It seems that whenever I get something to work it is just a small step towards another problem. Once I successfully drew a grid of all my artists (coloured by gender) I set about trying to get it to sort in some kind of useful order. Initially the grid is displayed in the order that artists are entered into the database, although I can’t see any kind of distinguishable pattern in this ordering system. Instead I wanted to display the artists by the year they were born. The idea being that you would be able to see which gender was more predominant during different time periods.
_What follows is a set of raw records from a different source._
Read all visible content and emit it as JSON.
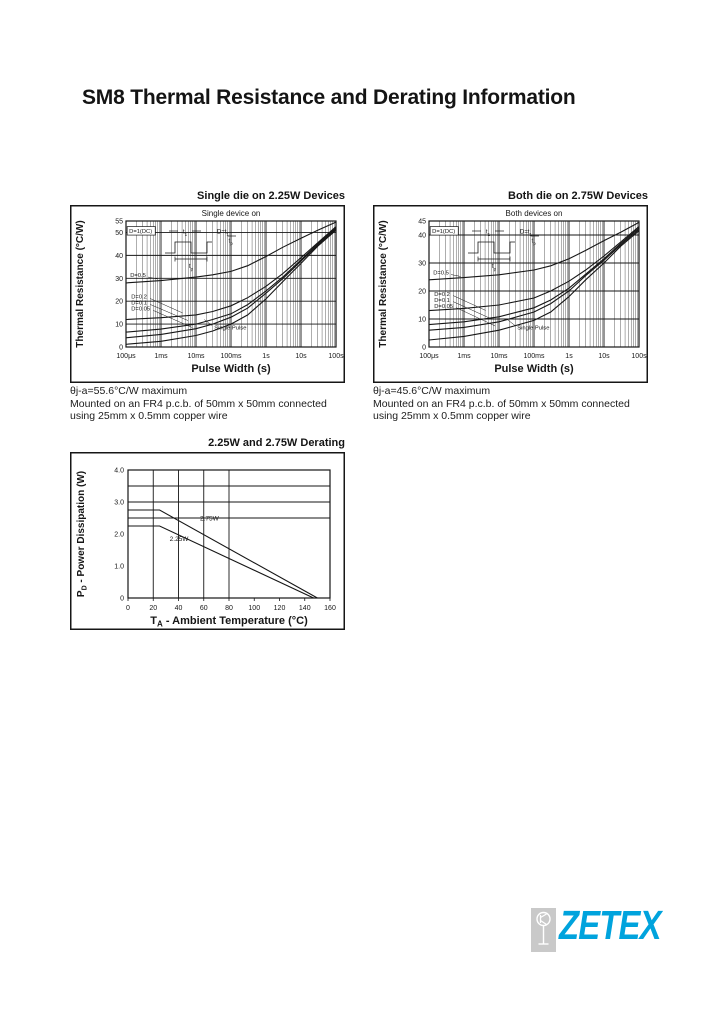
{
  "page": {
    "title": "SM8 Thermal Resistance and Derating Information"
  },
  "colors": {
    "brand_cyan": "#00A3DD",
    "logo_gray": "#C9C9C9",
    "ink": "#161616"
  },
  "logo": {
    "text": "ZETEX",
    "symbol": "transistor-icon"
  },
  "notes": {
    "single_lines": [
      "θj-a=55.6°C/W maximum",
      "Mounted on an FR4 p.c.b. of 50mm x 50mm connected",
      "using 25mm x 0.5mm copper wire"
    ],
    "both_lines": [
      "θj-a=45.6°C/W maximum",
      "Mounted on an FR4 p.c.b. of 50mm x 50mm connected",
      "using 25mm x 0.5mm copper wire"
    ]
  },
  "chart_data": [
    {
      "id": "single",
      "renderer": "thermal",
      "type": "line",
      "title": "Single die on 2.25W Devices",
      "inner_title": "Single device on",
      "ylabel": "Thermal Resistance (°C/W)",
      "xlabel": "Pulse Width (s)",
      "x_scale": "log",
      "xlim": [
        0.0001,
        100
      ],
      "ylim": [
        0,
        55
      ],
      "yticks": [
        0,
        10,
        20,
        30,
        40,
        50,
        55
      ],
      "xtick_labels": [
        "100μs",
        "1ms",
        "10ms",
        "100ms",
        "1s",
        "10s",
        "100s"
      ],
      "legend_position": "none",
      "grid": "log-minor",
      "series": [
        {
          "name": "D=0.5",
          "points": [
            [
              0.0001,
              28
            ],
            [
              0.001,
              29
            ],
            [
              0.01,
              30.5
            ],
            [
              0.03,
              31.5
            ],
            [
              0.1,
              33
            ],
            [
              0.3,
              35.5
            ],
            [
              1,
              39.5
            ],
            [
              3,
              43.5
            ],
            [
              10,
              47.5
            ],
            [
              30,
              51
            ],
            [
              100,
              54.5
            ]
          ]
        },
        {
          "name": "D=0.2",
          "points": [
            [
              0.0001,
              12
            ],
            [
              0.001,
              12.8
            ],
            [
              0.01,
              14
            ],
            [
              0.03,
              15.5
            ],
            [
              0.1,
              18
            ],
            [
              0.3,
              21.5
            ],
            [
              1,
              26.5
            ],
            [
              3,
              32
            ],
            [
              10,
              39
            ],
            [
              30,
              45.5
            ],
            [
              100,
              52.5
            ]
          ]
        },
        {
          "name": "D=0.1",
          "points": [
            [
              0.0001,
              6.5
            ],
            [
              0.001,
              7.8
            ],
            [
              0.01,
              10
            ],
            [
              0.03,
              12
            ],
            [
              0.1,
              14.5
            ],
            [
              0.3,
              18.5
            ],
            [
              1,
              24.5
            ],
            [
              3,
              30.5
            ],
            [
              10,
              38
            ],
            [
              30,
              45
            ],
            [
              100,
              52
            ]
          ]
        },
        {
          "name": "D=0.05",
          "points": [
            [
              0.0001,
              4
            ],
            [
              0.001,
              5.5
            ],
            [
              0.01,
              8
            ],
            [
              0.03,
              10
            ],
            [
              0.1,
              13
            ],
            [
              0.3,
              17
            ],
            [
              1,
              23.5
            ],
            [
              3,
              29.8
            ],
            [
              10,
              37.5
            ],
            [
              30,
              44.5
            ],
            [
              100,
              51.5
            ]
          ]
        },
        {
          "name": "Single Pulse",
          "points": [
            [
              0.0001,
              1.2
            ],
            [
              0.001,
              2.5
            ],
            [
              0.01,
              5
            ],
            [
              0.03,
              7
            ],
            [
              0.1,
              10
            ],
            [
              0.3,
              14
            ],
            [
              1,
              21
            ],
            [
              3,
              28.5
            ],
            [
              10,
              36.5
            ],
            [
              30,
              44
            ],
            [
              100,
              51
            ]
          ]
        }
      ],
      "annotations": [
        {
          "text": "D=1(DC)",
          "fx": 0.015,
          "fy": 0.08,
          "boxed": true
        },
        {
          "text": "D=0.5",
          "fx": 0.02,
          "fy": 0.43,
          "line": [
            0.105,
            0.445,
            0.15,
            0.46
          ]
        },
        {
          "text": "D=0.2",
          "fx": 0.025,
          "fy": 0.6,
          "line": [
            0.115,
            0.615,
            0.27,
            0.73
          ]
        },
        {
          "text": "D=0.1",
          "fx": 0.025,
          "fy": 0.648,
          "line": [
            0.115,
            0.662,
            0.295,
            0.79
          ]
        },
        {
          "text": "D=0.05",
          "fx": 0.025,
          "fy": 0.696,
          "line": [
            0.13,
            0.71,
            0.315,
            0.845
          ]
        },
        {
          "text": "Single Pulse",
          "fx": 0.42,
          "fy": 0.845,
          "line": [
            0.41,
            0.83,
            0.373,
            0.782
          ]
        }
      ],
      "inset": {
        "d_eq": "D=",
        "t1_main": "t",
        "t1_sub": "1",
        "tp_main": "t",
        "tp_sub": "p"
      }
    },
    {
      "id": "both",
      "renderer": "thermal",
      "type": "line",
      "title": "Both die on 2.75W Devices",
      "inner_title": "Both devices on",
      "ylabel": "Thermal Resistance (°C/W)",
      "xlabel": "Pulse Width (s)",
      "x_scale": "log",
      "xlim": [
        0.0001,
        100
      ],
      "ylim": [
        0,
        45
      ],
      "yticks": [
        0,
        10,
        20,
        30,
        40,
        45
      ],
      "xtick_labels": [
        "100μs",
        "1ms",
        "10ms",
        "100ms",
        "1s",
        "10s",
        "100s"
      ],
      "legend_position": "none",
      "grid": "log-minor",
      "series": [
        {
          "name": "D=0.5",
          "points": [
            [
              0.0001,
              24
            ],
            [
              0.001,
              24.8
            ],
            [
              0.01,
              25.8
            ],
            [
              0.1,
              27.5
            ],
            [
              0.3,
              29
            ],
            [
              1,
              31.5
            ],
            [
              3,
              34.5
            ],
            [
              10,
              38
            ],
            [
              30,
              41
            ],
            [
              100,
              44.5
            ]
          ]
        },
        {
          "name": "D=0.2",
          "points": [
            [
              0.0001,
              13
            ],
            [
              0.001,
              13.8
            ],
            [
              0.01,
              15
            ],
            [
              0.1,
              17.5
            ],
            [
              0.3,
              20
            ],
            [
              1,
              23.5
            ],
            [
              3,
              27.5
            ],
            [
              10,
              32.5
            ],
            [
              30,
              37.5
            ],
            [
              100,
              43
            ]
          ]
        },
        {
          "name": "D=0.1",
          "points": [
            [
              0.0001,
              8
            ],
            [
              0.001,
              9
            ],
            [
              0.01,
              10.8
            ],
            [
              0.1,
              14
            ],
            [
              0.3,
              16.8
            ],
            [
              1,
              21
            ],
            [
              3,
              26
            ],
            [
              10,
              31.5
            ],
            [
              30,
              37
            ],
            [
              100,
              42.5
            ]
          ]
        },
        {
          "name": "D=0.05",
          "points": [
            [
              0.0001,
              6
            ],
            [
              0.001,
              7
            ],
            [
              0.01,
              9
            ],
            [
              0.1,
              12.5
            ],
            [
              0.3,
              15.5
            ],
            [
              1,
              20
            ],
            [
              3,
              25.5
            ],
            [
              10,
              31
            ],
            [
              30,
              36.5
            ],
            [
              100,
              42
            ]
          ]
        },
        {
          "name": "Single Pulse",
          "points": [
            [
              0.0001,
              2.5
            ],
            [
              0.001,
              3.8
            ],
            [
              0.01,
              6
            ],
            [
              0.1,
              9.5
            ],
            [
              0.3,
              12.5
            ],
            [
              1,
              18
            ],
            [
              3,
              24
            ],
            [
              10,
              30
            ],
            [
              30,
              36
            ],
            [
              100,
              41.5
            ]
          ]
        }
      ],
      "annotations": [
        {
          "text": "D=1(DC)",
          "fx": 0.015,
          "fy": 0.08,
          "boxed": true
        },
        {
          "text": "D=0.5",
          "fx": 0.02,
          "fy": 0.41,
          "line": [
            0.105,
            0.425,
            0.15,
            0.44
          ]
        },
        {
          "text": "D=0.2",
          "fx": 0.025,
          "fy": 0.578,
          "line": [
            0.115,
            0.592,
            0.27,
            0.71
          ]
        },
        {
          "text": "D=0.1",
          "fx": 0.025,
          "fy": 0.627,
          "line": [
            0.115,
            0.64,
            0.295,
            0.775
          ]
        },
        {
          "text": "D=0.05",
          "fx": 0.025,
          "fy": 0.675,
          "line": [
            0.13,
            0.688,
            0.315,
            0.833
          ]
        },
        {
          "text": "Single Pulse",
          "fx": 0.42,
          "fy": 0.845,
          "line": [
            0.41,
            0.83,
            0.373,
            0.782
          ]
        }
      ],
      "inset": {
        "d_eq": "D=",
        "t1_main": "t",
        "t1_sub": "1",
        "tp_main": "t",
        "tp_sub": "p"
      }
    },
    {
      "id": "derating",
      "renderer": "derating",
      "type": "line",
      "title": "2.25W and 2.75W Derating",
      "ylabel_parts": [
        "P",
        "D",
        " - Power Dissipation (W)"
      ],
      "xlabel_parts": [
        "T",
        "A",
        " - Ambient Temperature (°C)"
      ],
      "xlim": [
        0,
        160
      ],
      "ylim": [
        0,
        4
      ],
      "xticks": [
        0,
        20,
        40,
        60,
        80,
        100,
        120,
        140,
        160
      ],
      "yticks": [
        0,
        1,
        2,
        3,
        4
      ],
      "ytick_labels": [
        "0",
        "1.0",
        "2.0",
        "3.0",
        "4.0"
      ],
      "vgrid": [
        20,
        40,
        60,
        80
      ],
      "hgrid": [
        2.5,
        3.0,
        3.5
      ],
      "legend_position": "none",
      "series": [
        {
          "name": "2.75W",
          "points": [
            [
              0,
              2.75
            ],
            [
              25,
              2.75
            ],
            [
              150,
              0
            ]
          ]
        },
        {
          "name": "2.25W",
          "points": [
            [
              0,
              2.25
            ],
            [
              25,
              2.25
            ],
            [
              147,
              0
            ]
          ]
        }
      ],
      "labels": [
        {
          "text": "2.75W",
          "x": 57,
          "y": 2.42
        },
        {
          "text": "2.25W",
          "x": 33,
          "y": 1.78
        }
      ]
    }
  ]
}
The main problem that emerged here was with my data. It was messy and inconsistent. Unfortunately there were many different date formats. See below:
I only wanted to use the year but, as you can see, sometimes the year is shortened to 2 numerals. To a human that’s fine, with the other details from the record we can work out if 26-Jan-22 is 1922 or 1722, but the computer has no idea, so these records don’t count. In some cases there’s no information at all, hence the big NULL, and there’s a lot of these records which need to be ignored too. When I filtered out the messy data it had a rather dramatic effect on the size of my grid.
Instead of displaying about 16,000ish records on the screen, it only shows 5009. I’ve instantly lost more than two thirds of all my artists.
I started playing around Freebase Gridworks, a java program that runs in browser and allows one to clean up messy data. It’s got a great interface, and seems very powerful, even if it is a little confusing to try and understand. To get my 5009 artists, I just filtered out all the non numeric data in Gridworks and then exported out a new tsv file. But when I started looking at the non-numeric data I can see that it’s also filtered out some entries where the year is complete (i.e. not just 16-02-22 but 16-02-1822). These are years I want to be included, so I need to take a different approach. Therefore I’ve started to try and introduce myself to regular expression (regexp). Basically I want to create a year by matching anytime 4 numbers occur in a row, without any dashes or spaces between them, then set that as a year.
So that’s where I’m at now, just trying to get my data to be clean enough to achieve this.
I was thinking though, I don’t know if I want to create a separate file with just the date stuff, because that’ll resort in a few different files with different amount of data. Maybe once I get the regexp working I can just match it straight through my code in eclipse/processing. Or use the date syntax as Mitchell suggested, or the php strtodate that Geoff likes. Hmm, thinking, thinking, thinking.